Hannibal nous raconte la défaite d'un homme, la fin, la
destruction par le fer et le feu d'un monde, tout comme
Napoléon nous racontait l'apparente retombée des
peuples d'Europe dans les vieux esclavages à l'issue
de Waterloo. Familier de Shakespeare, auteur de la
Shakespearomania, l'histoire des hommes est pour lui
aussi « une histoire pleine de bruit et de fureur, ne
signifiant rien », et il affirme furieusement contre toute la
philosophie de l'Histoire de Hegel – qu'il exècre –
qu'elle n'a ni sens ni signification. Ce qui ne signifie
pourtant jamais qu'il faille renoncer à agir, baisser les
bras devant l'absurde. Il n'y a pas d'absurde chez
Grabbe, il y a des intérêts, de la lâcheté, de la bêtise,
de l'énergie, de la fatigue, de l'ambition, du grotesque,
des erreurs, de mauvais choix, mais ni absurde ni
tragique.
Grabbe nous raconte des histoires dont nous
connaissons l'issue. Il n'y a aucun suspense. Comme
les Tragiques grecs, il s'attache à montrer comment les
choses adviennent, le plus souvent en raison de
mauvais choix, d'erreur de jugement. Mais sans fatalité :
si les dirigeants de Carthage avaient compris plus tôt la
nécessité de soutenir Hannibal, s'ils avaient envoyé plus
tôt des renforts, si Hasdrubal n'avait pas commis l'erreur
de suivre le même chemin qu'Hannibal à travers les
Alpes, le cours de l'histoire eût été réellement différent...
Même le suicide d'Hannibal n'a rien de tragique en soi.

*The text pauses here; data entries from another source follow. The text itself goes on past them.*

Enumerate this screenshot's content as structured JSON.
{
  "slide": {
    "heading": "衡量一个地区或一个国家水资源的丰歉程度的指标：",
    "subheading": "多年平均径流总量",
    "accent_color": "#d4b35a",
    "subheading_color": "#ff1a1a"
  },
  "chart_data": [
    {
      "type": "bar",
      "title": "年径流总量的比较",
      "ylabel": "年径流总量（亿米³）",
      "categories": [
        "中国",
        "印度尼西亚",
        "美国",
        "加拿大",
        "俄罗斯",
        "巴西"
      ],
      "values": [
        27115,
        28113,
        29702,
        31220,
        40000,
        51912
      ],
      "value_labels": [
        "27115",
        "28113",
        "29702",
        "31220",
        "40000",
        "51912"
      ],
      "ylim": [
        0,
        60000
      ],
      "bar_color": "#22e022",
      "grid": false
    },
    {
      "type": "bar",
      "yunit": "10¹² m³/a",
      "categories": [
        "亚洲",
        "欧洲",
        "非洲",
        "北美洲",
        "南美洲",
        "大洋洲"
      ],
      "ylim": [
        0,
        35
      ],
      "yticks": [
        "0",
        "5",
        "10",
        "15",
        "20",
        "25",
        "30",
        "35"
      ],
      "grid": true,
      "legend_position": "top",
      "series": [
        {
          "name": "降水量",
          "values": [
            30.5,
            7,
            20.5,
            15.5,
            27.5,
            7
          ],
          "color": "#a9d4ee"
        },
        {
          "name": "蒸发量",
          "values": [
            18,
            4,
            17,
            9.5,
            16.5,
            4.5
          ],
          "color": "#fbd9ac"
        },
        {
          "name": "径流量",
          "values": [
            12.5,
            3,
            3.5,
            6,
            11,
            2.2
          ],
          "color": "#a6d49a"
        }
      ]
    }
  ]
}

C'est Prusias qui fait d'Hannibal mort un personnage de
tragédie classique. Hannibal, lui, envisage son suicide,
dès le début de la pièce, comme une issue ultime et
raisonnable. Et je pense à cette réflexion de Jean-Pierre
Vernant, dont je ne sais plus d'où elle vient mais qui
m'avait frappé et que j'avais notée: « Voici donc une
solution à la condition humaine : trouver par la mort le
moyen de dépasser cette condition humaine, vaincre la
mort par la mort elle-même, en lui donnant un sens
qu'elle n'a pas, dont elle est absolument dénuée. »

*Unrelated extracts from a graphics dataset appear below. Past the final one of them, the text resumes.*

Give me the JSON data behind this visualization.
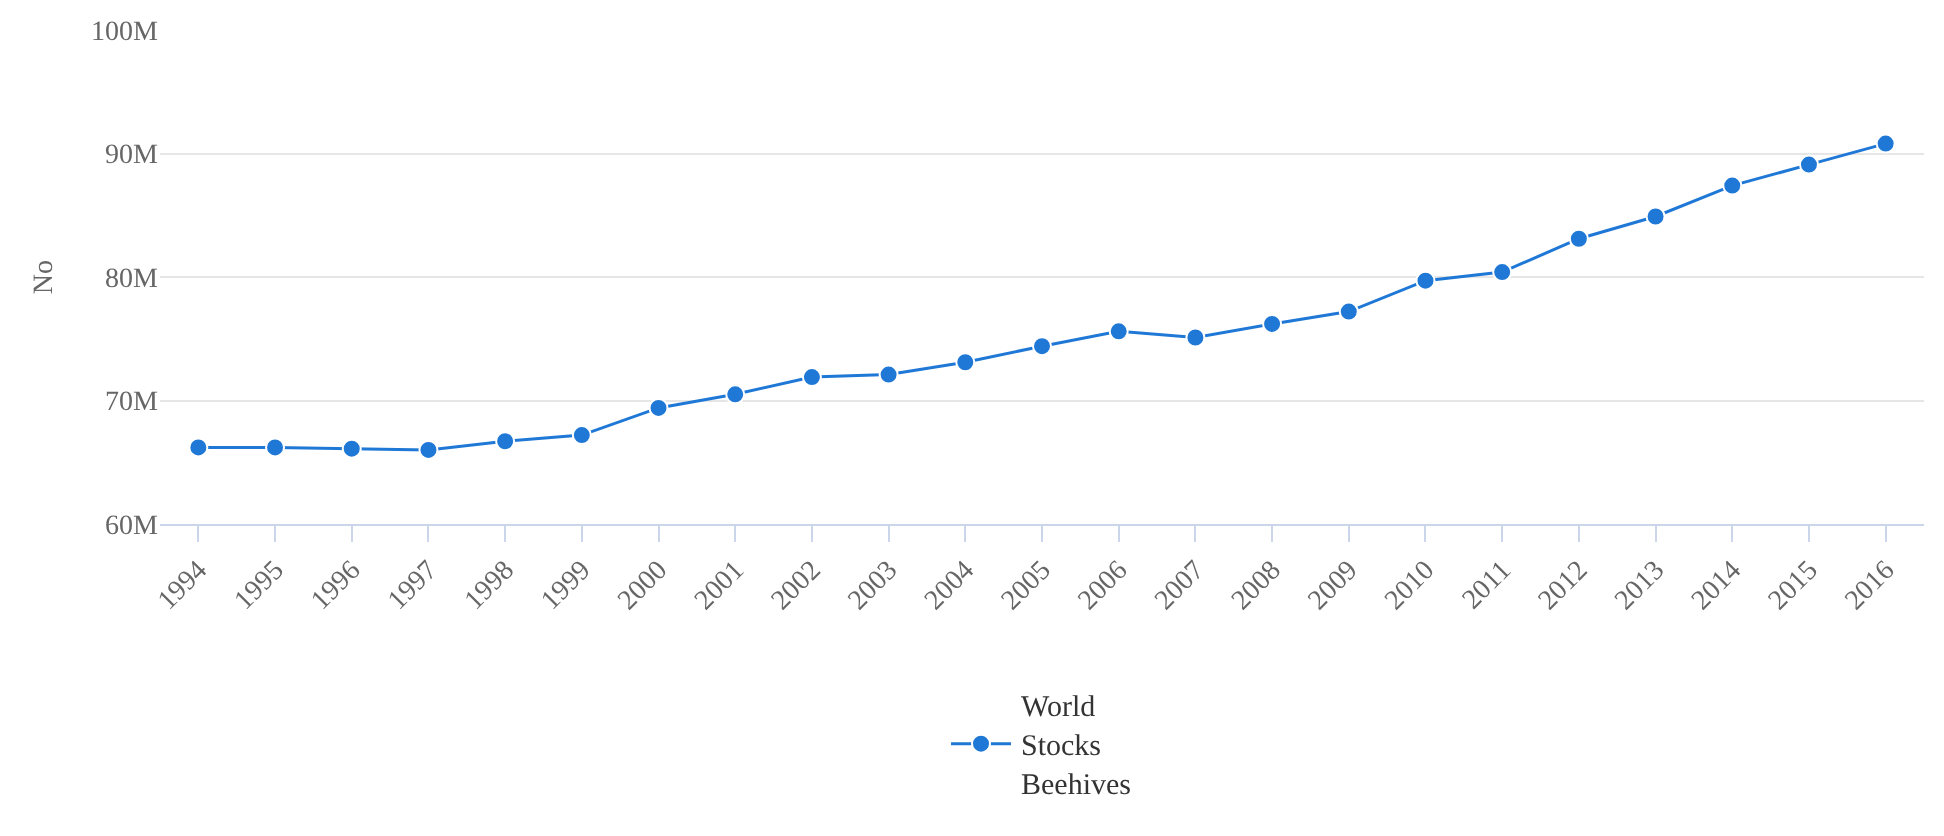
{
  "chart_data": {
    "type": "line",
    "ylabel": "No",
    "categories": [
      "1994",
      "1995",
      "1996",
      "1997",
      "1998",
      "1999",
      "2000",
      "2001",
      "2002",
      "2003",
      "2004",
      "2005",
      "2006",
      "2007",
      "2008",
      "2009",
      "2010",
      "2011",
      "2012",
      "2013",
      "2014",
      "2015",
      "2016"
    ],
    "series": [
      {
        "name": "World Stocks Beehives",
        "color": "#1f78d6",
        "values": [
          66200000,
          66200000,
          66100000,
          66000000,
          66700000,
          67200000,
          69400000,
          70500000,
          71900000,
          72100000,
          73100000,
          74400000,
          75600000,
          75100000,
          76200000,
          77200000,
          79700000,
          80400000,
          83100000,
          84900000,
          87400000,
          89100000,
          90800000
        ]
      }
    ],
    "ylim": [
      60000000,
      100000000
    ],
    "yticks": [
      {
        "value": 60000000,
        "label": "60M"
      },
      {
        "value": 70000000,
        "label": "70M"
      },
      {
        "value": 80000000,
        "label": "80M"
      },
      {
        "value": 90000000,
        "label": "90M"
      },
      {
        "value": 100000000,
        "label": "100M"
      }
    ],
    "grid": "y",
    "legend": "bottom",
    "marker": "circle",
    "line_style": "solid"
  }
}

En quelques mots un peu trop long, voilà pourquoi
vouloir aujourd'hui monter Grabbe, auteur allemand
toujours quasi inconnu du début du XIXè siècle,
contemporain sans succès de Büchner, un raté, un
furieux alcoolique mort à 35 ans, auteur de sept pièces
dont quatre inachevées et toutes réputées injouables.
Et monter qui plus est Hannibal, une pièce dont l'action
se déplace d'Italie en Espagne, de Carthage jusqu'en
Asie mineure entre le second et le premier siècle avant
J.-C., qui met en scène, outre les sacrifices humains à
Moloch, la chute de Numance et l'incendie de Carthage.
Et puis « merdre » comme disait notre bon Jarry qui lui
au moins a pris la peine de traduire Plaisanterie, satire,
ironie et signification plus profonde de notre original.